The title Half Nelson suggests the choke hold that white liberal condescension has on social progress. It’s intended to identify political struggle, but the film inadvertently demonstrates constriction by foolishly making a sanctimonious hero, Dan Dunne (Ryan Gosling), out of a New York high school history teacher who is also a crack addict.*

Dunne is a crackhead Conrack—to reference Martin Ritt’s 1974 film that movingly recreated author Pat Conroy’s attempt to change the patterns of America’s 1960s apartheid school system. But movie humanism has been steadily scoffed at since Conrack; typically through dismissive attitudes toward socially progressive films like Ritt’s, Stanley Kramer’s (The Defiant Ones and Guess Who’s Coming to Dinner?) and Elia Kazan’s (Pinky and Gentlemen’s Agreement). In their place, a series of new, grotesquely condescending movies—from City of God to anything starring Samuel L. Jackson—trumpet whites’ hidden resentment about blacks’ troubling, irremediable social status.*

In this perverse development, white do-gooder characters go through a process of self-abasement. Gosling has started to specialize in such hipster masochism with movies like The Believer (where he portrayed a self-hating, Jewish neo-Nazi) and now the basehead protagonist of Half Nelson—the worst of the two films. Director Ryan Fleck and co-writer Anna Boden layout their liberal agenda in Dunne’s classroom lectures. (“History is the study of change over time. Opposites pushing against each other.”) They prove very un-smart about human behavior—the thing Ritt, Kramer and Kazan got especially right. This film’s conceit hinges on Dunne’s relationship to one of his students, Drey (Shareeka Epps). Embodying the full range of liberal presumption, Drey is a black, sullen, fatherless, hoop-dreaming cliche. At 14 years old Drey is also all-wise. When she finds Dunne nodding out in the girls’ locker room, she doesn’t call the cops; we’re meant to believe she understands his pain. This is insulting and white guilt is weak justification for it.
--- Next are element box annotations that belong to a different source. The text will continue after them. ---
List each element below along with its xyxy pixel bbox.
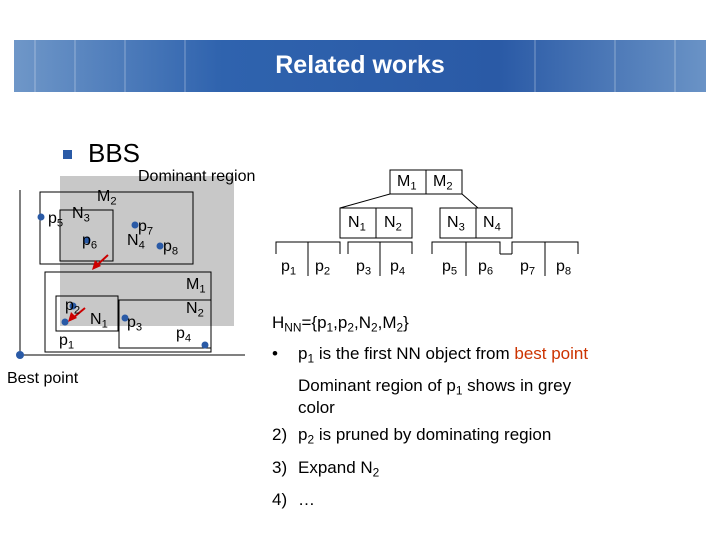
tree-leaf-p1: $p_1$ (281, 258, 297, 278)
tree-edge-root-right (462, 194, 478, 208)
label-p8: $p_8$ (163, 238, 179, 258)
best-point-label: Best point (7, 370, 79, 387)
label-m1: $M_1$ (186, 276, 206, 296)
tree-leaf-p5: $p_5$ (442, 258, 458, 278)
slide-title: Related works (275, 51, 445, 79)
tree-node-n3: $N_3$ (447, 214, 465, 234)
label-p4: $p_4$ (176, 325, 192, 345)
best-point-link: best point (514, 344, 589, 363)
tree-node-n2: $N_2$ (384, 214, 402, 234)
step-2-number: 2) (272, 425, 288, 444)
step-4-number: 4) (272, 490, 288, 509)
tree-root-m1: $M_1$ (397, 173, 417, 193)
dominant-region-label: Dominant region (138, 168, 256, 185)
label-p6: $p_6$ (82, 232, 98, 252)
step-1-bullet: • (272, 344, 278, 363)
label-p1: $p_1$ (59, 332, 75, 352)
tree-leaf-p7: $p_7$ (520, 258, 536, 278)
label-n3: $N_3$ (72, 205, 90, 225)
heap-content: $H_{NN}=\{p_1,p_2,N_2,M_2\}$ (272, 313, 409, 335)
label-m2: $M_2$ (97, 188, 117, 208)
tree-leaf-p3: $p_3$ (356, 258, 372, 278)
label-n1: $N_1$ (90, 311, 108, 331)
point-p1 (62, 319, 69, 326)
tree-leaf-p4: $p_4$ (390, 258, 406, 278)
step-2-text: $p_2$ is pruned by dominating region (298, 425, 552, 447)
tree-leaf-p6: $p_6$ (478, 258, 494, 278)
step-1b-line2: color (298, 398, 335, 417)
tree-leaf-p2: $p_2$ (315, 258, 331, 278)
point-p5 (38, 214, 45, 221)
tree-node-n4: $N_4$ (483, 214, 501, 234)
point-p4 (202, 342, 209, 349)
best-point-dot (16, 351, 24, 359)
step-4-text: … (298, 490, 315, 509)
label-p3: $p_3$ (127, 314, 143, 334)
label-n4: $N_4$ (127, 232, 145, 252)
step-3-text: Expand $N_2$ (298, 458, 380, 480)
step-1-text: $p_1$ is the first NN object from best point (298, 344, 589, 366)
section-heading: BBS (88, 138, 141, 168)
label-p2: $p_2$ (65, 297, 81, 317)
tree-edge-root-left (340, 194, 390, 208)
tree-node-n1: $N_1$ (348, 214, 366, 234)
tree-leaf-p8: $p_8$ (556, 258, 572, 278)
tree-root-m2: $M_2$ (433, 173, 453, 193)
step-3-number: 3) (272, 458, 288, 477)
label-p5: $p_5$ (48, 210, 64, 230)
label-p7: $p_7$ (138, 218, 154, 238)
step-1b-line1: Dominant region of $p_1$ shows in grey (298, 376, 572, 398)
label-n2: $N_2$ (186, 300, 204, 320)
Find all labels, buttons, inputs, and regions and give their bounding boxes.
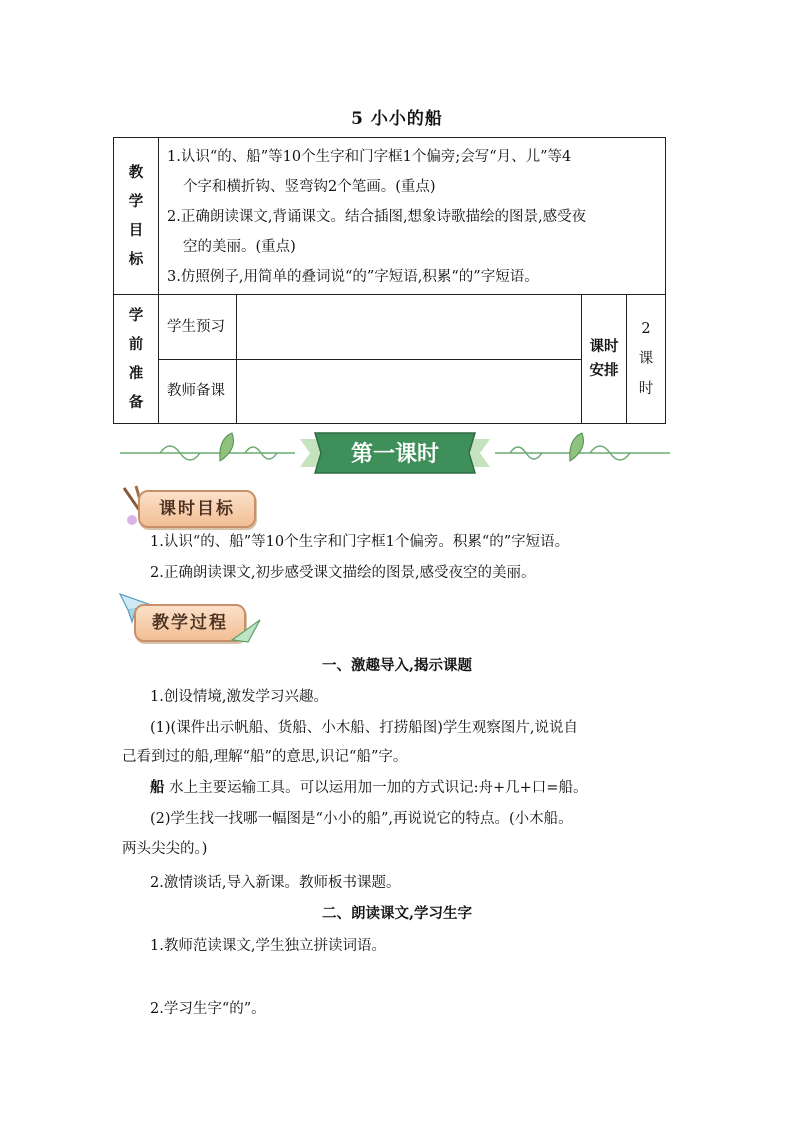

Half Nelson represents the latest, post-wigger version of Norman Mailer’s White Negro formulation in which hipsters project their anxieties and lusts upon figures of black deprivation. Trapped in this patronizing concept, Drey lacks the spontaneity and depth seen in the superb Akeelah and the Bee; a non-patronizing view of a black teen’s aspiration and how it reflects a community’s ethos. Drey is not even permitted the natural emotion of a schoolgirl crush by finding Dunne cute—which he is given Gosling’s Colin Farrell-scruffiness and sleepy, pleading eyes.*

Fleck and Boden bizarrely present Drey as Dunne’s soul mate. Through this cowardly, sentimental nonsense, Drey remains much less than “the keeper of our conscience.” That unique phrase is how William Faulkner described the deep-rooted, unconscious humanism that holds whites in thrall to blacks; it was memorably, dramatically transcribed in Clarence Brown’s great 1949 film of Faulkner’s Intruder in the Dust. (In that movie, a white child who learned to understand a black adult’s dignity stood in for the nation’s gradual, post-WWII enlightenment.)

Today, Fleck and Boden flaunt their post-9/11 liberal bona fides (not their consciences) through Noam Chomsky/William Zinn asides. Half Nelson contains button-pushing references to history that intersperse each sequence and are read aloud by Dunne’s naive students. The point here: their gradual indoctrination to liberal ideology—and vague class struggle—as a form of enlightenment. (Although it hasn’t helped Dunne any.) All this makes Half Nelson the fakest, most infuriating film on race relations since Boaz Yakin made a hero out of a 14-year-old ghetto Machiavelli who vanquished adult drug-dealers in the 1994 Fresh. Sure enough, Yakin is thanked in the end credits of Half Nelson. I unthank him.

-Armond White
*Recognizes Everything Stelo has ever said about the film can be found in White's review [pic] *


Of course he didn't... [pic]
 07-01-2012, 01:10 AMaway - #6260
TH35
Originally Posted by Illstreet
BTW, "Zodiac" is Fincher's best...

But this debate was already done like 6 months ago.[pic]
Meh... we're wrong critically its the Social Network but lets just move on.